Scratch the happy surface of Monday's 60th anniversary ceremony in Moscow commemorating the end of World War II and you will find deep apprehension about Vladimir Putin's Russia.
The Russian president is using national pride in the triumph over Nazi Germany to rally support for his increasingly authoritarian government, say European online commentators. Putin, says the BBC, is struggling to regain some of his country's "lost prestige" and to combat Western influence in Ukraine, Georgia and the Baltic republics. Russian journalist Alexander Golts, writing in the Moscow Times, says the May 9 Victory Day celebration has been "appropriated for Putin's private use" and "become a tool for settling international scores."
As a result, President Bush's criticism of Russia and his visit today to the former Soviet nation of Georgia is winning him positive coverage even in countries where his foreign policies have often proved unpopular.
"Could it be that there secretly lies within Bush a European statesman who has a better understanding of the current divides on the European continent than many a European?" asks Volksrant, a Dutch daily quoted by Radio Netherlands.
The problem, says Deutsche Welle, Web site of Germany's public broadcasting network, is Russia's "distortion of memory." Putin is using Russians' "patriotic sensitivities on the 'Day of Victory' to appeal for unity among the population."
May 9 is Russia's most popular holiday after New Years, according to D-W. "In 2004, around 60 percent of Russians said they actually celebrate the 'Day of Victory.' More than 70 percent saw it as the most important day of commemoration and wanted it to remain a holiday."

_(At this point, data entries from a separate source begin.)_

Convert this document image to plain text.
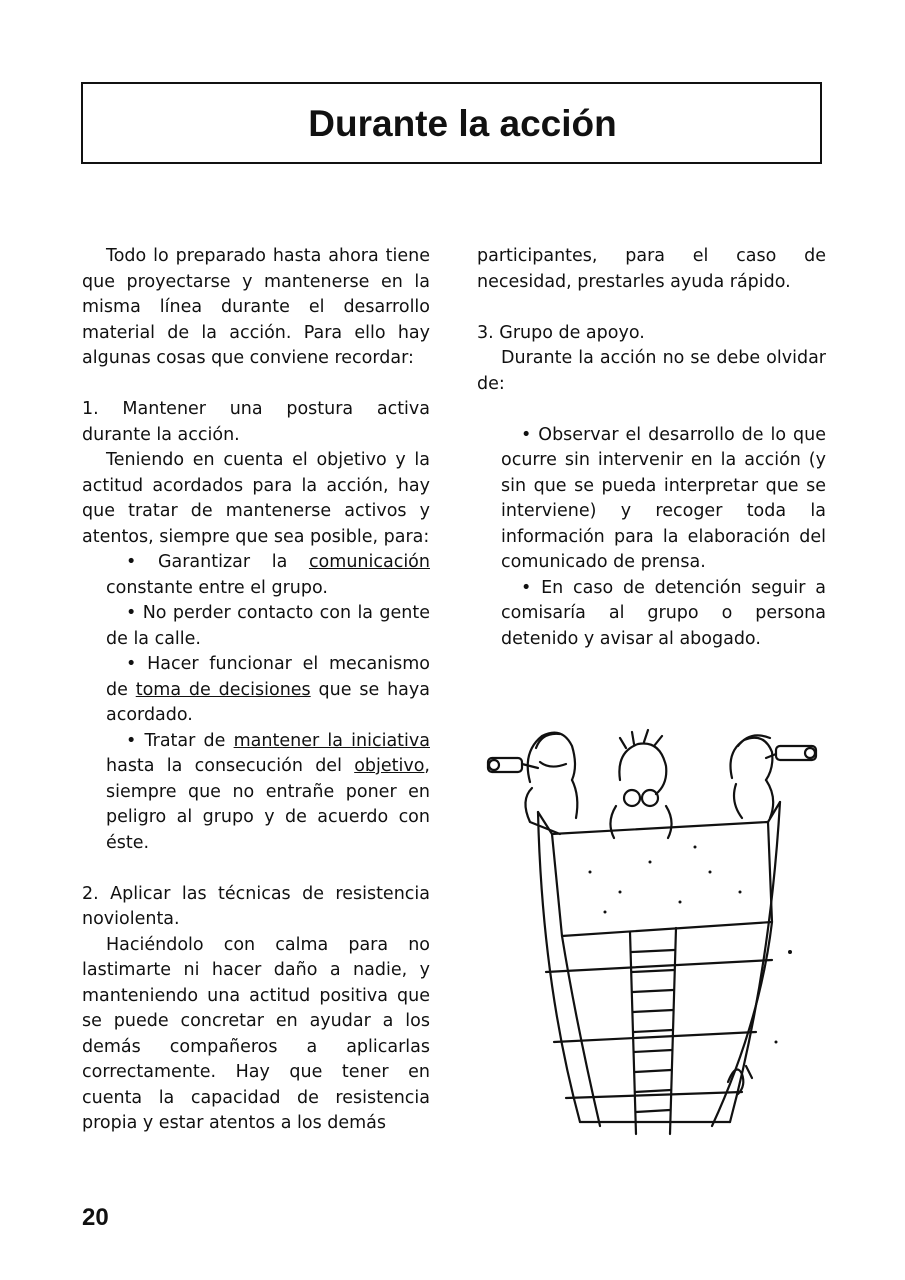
Durante la acción

Todo lo preparado hasta ahora tiene que proyectarse y mantenerse en la misma línea durante el desarrollo material de la acción. Para ello hay algunas cosas que conviene recordar:

1. Mantener una postura activa durante la acción.

Teniendo en cuenta el objetivo y la actitud acordados para la acción, hay que tratar de mantenerse activos y atentos, siempre que sea posible, para:

• Garantizar la comunicación constante entre el grupo.

• No perder contacto con la gente de la calle.

• Hacer funcionar el mecanismo de toma de decisiones que se haya acordado.

• Tratar de mantener la iniciativa hasta la consecución del objetivo, siempre que no entrañe poner en peligro al grupo y de acuerdo con éste.

2. Aplicar las técnicas de resistencia noviolenta.

Haciéndolo con calma para no lastimarte ni hacer daño a nadie, y manteniendo una actitud positiva que se puede concretar en ayudar a los demás compañeros a aplicarlas correctamente. Hay que tener en cuenta la capacidad de resistencia propia y estar atentos a los demás

participantes, para el caso de necesidad, prestarles ayuda rápido.

3. Grupo de apoyo.

Durante la acción no se debe olvidar de:

• Observar el desarrollo de lo que ocurre sin intervenir en la acción (y sin que se pueda interpretar que se interviene) y recoger toda la información para la elaboración del comunicado de prensa.

• En caso de detención seguir a comisaría al grupo o persona detenido y avisar al abogado.

20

Russia's social and ethnic strife, the memory of losing the Soviet Empire and current threats of terrorism enable Putin to use the World War II victory "as a political tool" to discredit those countries that stand up to Russia today, D-W says.
The connection between Russian pride in 1945 and Russia's worldview in 2005 is evident in the commentary of Victor Litovkin, an analyst for the RIA Novosti news agency in Moscow.

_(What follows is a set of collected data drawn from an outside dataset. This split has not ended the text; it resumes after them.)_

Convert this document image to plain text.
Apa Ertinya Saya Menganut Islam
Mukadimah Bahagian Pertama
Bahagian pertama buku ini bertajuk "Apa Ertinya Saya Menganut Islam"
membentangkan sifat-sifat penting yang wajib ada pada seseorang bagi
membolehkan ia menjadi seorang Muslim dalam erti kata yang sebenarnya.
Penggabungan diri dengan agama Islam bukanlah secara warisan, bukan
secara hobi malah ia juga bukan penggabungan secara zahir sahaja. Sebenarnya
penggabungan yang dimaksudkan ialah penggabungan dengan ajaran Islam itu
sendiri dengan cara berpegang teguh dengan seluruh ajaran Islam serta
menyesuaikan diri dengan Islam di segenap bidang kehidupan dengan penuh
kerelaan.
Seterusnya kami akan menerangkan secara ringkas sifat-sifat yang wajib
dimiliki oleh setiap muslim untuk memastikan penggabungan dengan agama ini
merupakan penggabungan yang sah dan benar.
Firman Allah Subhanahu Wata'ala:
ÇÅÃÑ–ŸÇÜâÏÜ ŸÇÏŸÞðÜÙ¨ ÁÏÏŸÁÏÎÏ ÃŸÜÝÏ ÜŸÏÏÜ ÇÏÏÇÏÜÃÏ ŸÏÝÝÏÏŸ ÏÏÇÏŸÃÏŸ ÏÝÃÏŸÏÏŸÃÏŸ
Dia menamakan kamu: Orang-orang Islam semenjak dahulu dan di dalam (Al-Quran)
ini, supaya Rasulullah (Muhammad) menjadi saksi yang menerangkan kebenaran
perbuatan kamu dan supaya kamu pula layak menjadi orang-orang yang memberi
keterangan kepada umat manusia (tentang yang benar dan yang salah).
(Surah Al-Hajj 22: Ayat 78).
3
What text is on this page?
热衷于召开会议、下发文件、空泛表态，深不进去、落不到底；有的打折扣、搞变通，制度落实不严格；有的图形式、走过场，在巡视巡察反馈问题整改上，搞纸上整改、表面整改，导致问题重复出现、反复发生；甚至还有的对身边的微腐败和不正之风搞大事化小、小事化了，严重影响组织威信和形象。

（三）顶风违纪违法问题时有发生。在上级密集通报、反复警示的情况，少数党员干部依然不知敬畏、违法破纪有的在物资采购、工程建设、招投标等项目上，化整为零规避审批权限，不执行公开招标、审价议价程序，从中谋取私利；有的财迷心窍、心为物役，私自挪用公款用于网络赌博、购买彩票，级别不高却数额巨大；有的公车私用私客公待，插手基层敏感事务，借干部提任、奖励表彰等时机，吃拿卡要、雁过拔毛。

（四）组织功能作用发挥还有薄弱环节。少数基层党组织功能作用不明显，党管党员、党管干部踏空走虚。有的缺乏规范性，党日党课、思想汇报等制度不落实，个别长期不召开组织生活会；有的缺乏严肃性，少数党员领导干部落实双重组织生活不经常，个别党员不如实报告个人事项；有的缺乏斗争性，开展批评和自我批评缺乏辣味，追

Litovkin wrote that the loud applause greeting Soviet war veterans at Monday's ceremony showed the world paying tribute to "the valor of Soviet people." By contrast, he said the leaders of Estonia, Latvia and Georgia who spurned Putin's invitation to attend this "wonderful celebration" were virtually fascist sympathizers.
"They have not merely missed the rare occasion to mix with top leaders of the world's foremost countries and greet victorious veterans. Willingly or unwillingly, they have joined hands with politicians whose ambitious schemes were thwarted with the triumph of the global civilized community over nazism," Litovkin said.
But in Paris the editors of Le Monde criticized the impulse "to celebrate historical myths, not to examine conscience." They noted that for the Baltic countries annexed by Russia after 1945, liberation did not come until the dissolution of the Soviet Union in 1991, a fact that Russian propagandists continue to deny.
The leftist daily credited Bush with pushing for a more honest accounting of history. In a speech over the weekend, Bush acknowledged America's "shame" in practicing slavery and racial segregation, as well as its acceptance of Soviet domination of Eastern Europe. Bush, the French daily said, demonstrated that the United States is "not a status quo power but a power of democratic change."
"One regrets that the European Union does not use the same language of democratic firmness in its relations with Moscow," said the editors.
Le Monde also ran an interview with Georgian president Mikheil Saakashvili whom Bush visited today. Saakashvili said the peaceful revolutions in Georgia and Ukraine "arose from the will of the people not from a CIA plot," as some Russians claim.
A liberal British paper was more critical of Bush.
"Bush treats the defeat of Nazi Germany as though it were all of a piece with the war he launched in Iraq," complained The Independent (by subscription) in London. "He sees one long line of US armed intervention which began with the liberation of Europe 60 years ago and is destined to culminate in the victory of democracy across the Middle East."
"It suits Mr Bush to lump together the epochal turmoil of a world war, which was no war of choice for the Europeans who resisted Nazi Germany, with the largely peaceful transition to democracy of the countries held in thrall to Soviet communism, and the electoral processes in train in places such as Palestine, Lebanon and Egypt. And Iraq is seen through the same prism as just one more achievement for democracy and freedom along the way," the London daily said.
"To interpret the Iraq war as proof of a lesson learnt from the war against Nazism is at best self-delusion and at worst cynical self-justification. There is no direct line that links Berlin to Baghdad," they conclude.
But for most European pundits, the issue on the 60th anniversary of the war's end is not Bush's words but Moscow's denial. Europe, says the Paris daily Liberation (in French) "must speak the truth to Russia."